内閣府によると、「良くなる」との判断が増加したというより、「悪くなる」との判断が減っており、積極的な改善までに至ったとはいえない、と説明している。
構成する4つの意識指標のうち、「雇用環境」「耐久消費財の買い時判断」「暮らし向き」「収入の増え方」がすべてが改善した。調査基準日は6月15日で、夏のボーナス減の影響は十分に反映していない。

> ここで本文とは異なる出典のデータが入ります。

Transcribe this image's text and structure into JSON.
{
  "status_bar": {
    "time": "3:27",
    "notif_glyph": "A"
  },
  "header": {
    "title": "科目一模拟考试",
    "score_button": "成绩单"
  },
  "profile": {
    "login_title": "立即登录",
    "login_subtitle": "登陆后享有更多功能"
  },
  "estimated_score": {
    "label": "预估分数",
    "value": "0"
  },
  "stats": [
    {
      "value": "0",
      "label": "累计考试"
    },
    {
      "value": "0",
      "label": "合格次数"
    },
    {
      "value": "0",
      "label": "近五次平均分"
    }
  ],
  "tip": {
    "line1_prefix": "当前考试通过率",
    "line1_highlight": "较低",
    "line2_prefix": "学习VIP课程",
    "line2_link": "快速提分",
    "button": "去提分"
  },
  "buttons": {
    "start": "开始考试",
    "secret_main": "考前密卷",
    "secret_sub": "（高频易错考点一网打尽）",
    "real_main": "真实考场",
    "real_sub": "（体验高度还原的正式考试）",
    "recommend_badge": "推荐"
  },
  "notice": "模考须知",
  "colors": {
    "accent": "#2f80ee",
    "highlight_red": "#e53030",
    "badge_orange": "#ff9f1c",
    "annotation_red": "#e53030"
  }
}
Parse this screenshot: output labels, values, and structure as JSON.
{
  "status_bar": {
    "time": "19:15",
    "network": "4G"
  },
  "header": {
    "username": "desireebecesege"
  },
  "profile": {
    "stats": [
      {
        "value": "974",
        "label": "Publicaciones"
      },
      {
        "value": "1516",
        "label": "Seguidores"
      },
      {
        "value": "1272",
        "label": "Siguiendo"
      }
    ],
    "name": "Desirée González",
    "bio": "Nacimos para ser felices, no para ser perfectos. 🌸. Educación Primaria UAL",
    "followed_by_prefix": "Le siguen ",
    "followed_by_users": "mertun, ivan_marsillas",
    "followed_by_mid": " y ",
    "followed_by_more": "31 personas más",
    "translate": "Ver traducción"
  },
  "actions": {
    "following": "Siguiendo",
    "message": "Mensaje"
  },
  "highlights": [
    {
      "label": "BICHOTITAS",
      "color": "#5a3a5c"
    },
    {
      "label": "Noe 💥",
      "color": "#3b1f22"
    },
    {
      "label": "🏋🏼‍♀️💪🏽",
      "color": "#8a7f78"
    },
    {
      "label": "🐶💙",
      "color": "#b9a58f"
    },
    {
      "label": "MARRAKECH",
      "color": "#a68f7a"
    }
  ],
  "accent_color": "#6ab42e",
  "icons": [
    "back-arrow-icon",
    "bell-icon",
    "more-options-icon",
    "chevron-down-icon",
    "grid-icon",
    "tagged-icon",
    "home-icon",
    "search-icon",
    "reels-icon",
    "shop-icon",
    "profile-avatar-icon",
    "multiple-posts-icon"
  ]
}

1年後の物価見通し(一般世帯、原数値)では、「上昇する」との回答が42.1%となり、前月比で2.0%ポイント上昇し、11カ月ぶりの上昇となった。内閣府によると、ガソリン価格の上昇が影響した可能性があるという。「上昇する」との予想の内訳は「2%未満」が19.3%、「2%以上─5%未満」が15.6%、「5%以上」が7.2%だった。
「変わらない」は前月比1.2%ポイント上昇の29.4%。
「低下する」は前月比3.3%ポイント低下の19.0%となり、4カ月ぶりに低下した。「分からない」が9.6%だった。

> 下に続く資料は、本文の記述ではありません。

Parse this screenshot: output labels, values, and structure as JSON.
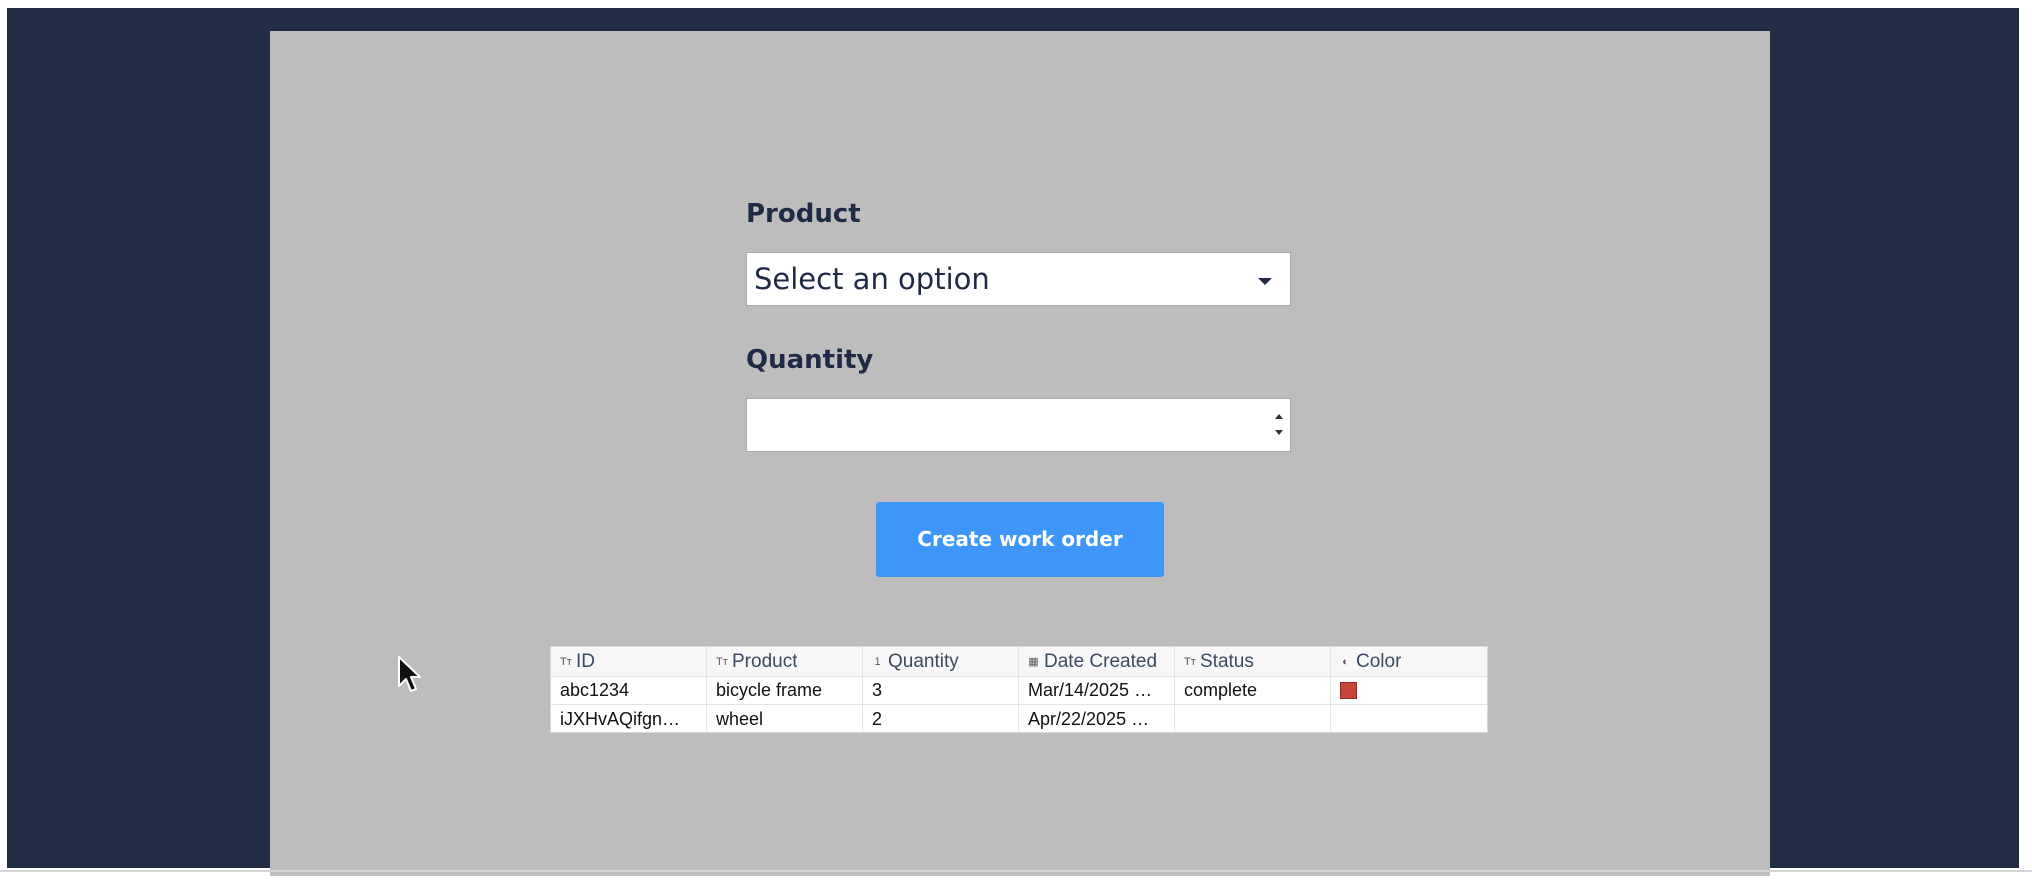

7─9月に国内旅行をする予定の世帯割合は、前期計画と比べて2.9ポイント増加。海外旅行の予定では0.5ポイント増加した。 7─9月のスポーツやコンサート、娯楽などのサービス支出予定についても、前回と比べて総じて改善傾向にある。
この調査は「暮らし向き」、「収入の増え方」、「雇用環境」、「耐久消費財の買い時判断」の4指標について、「良くなる」から「悪くなる」まで5段階評価で回答を得た結果を指数化している。「物価見通し」については、日ごろ購入するものについて、今後1年間の物価上昇率について聞いている。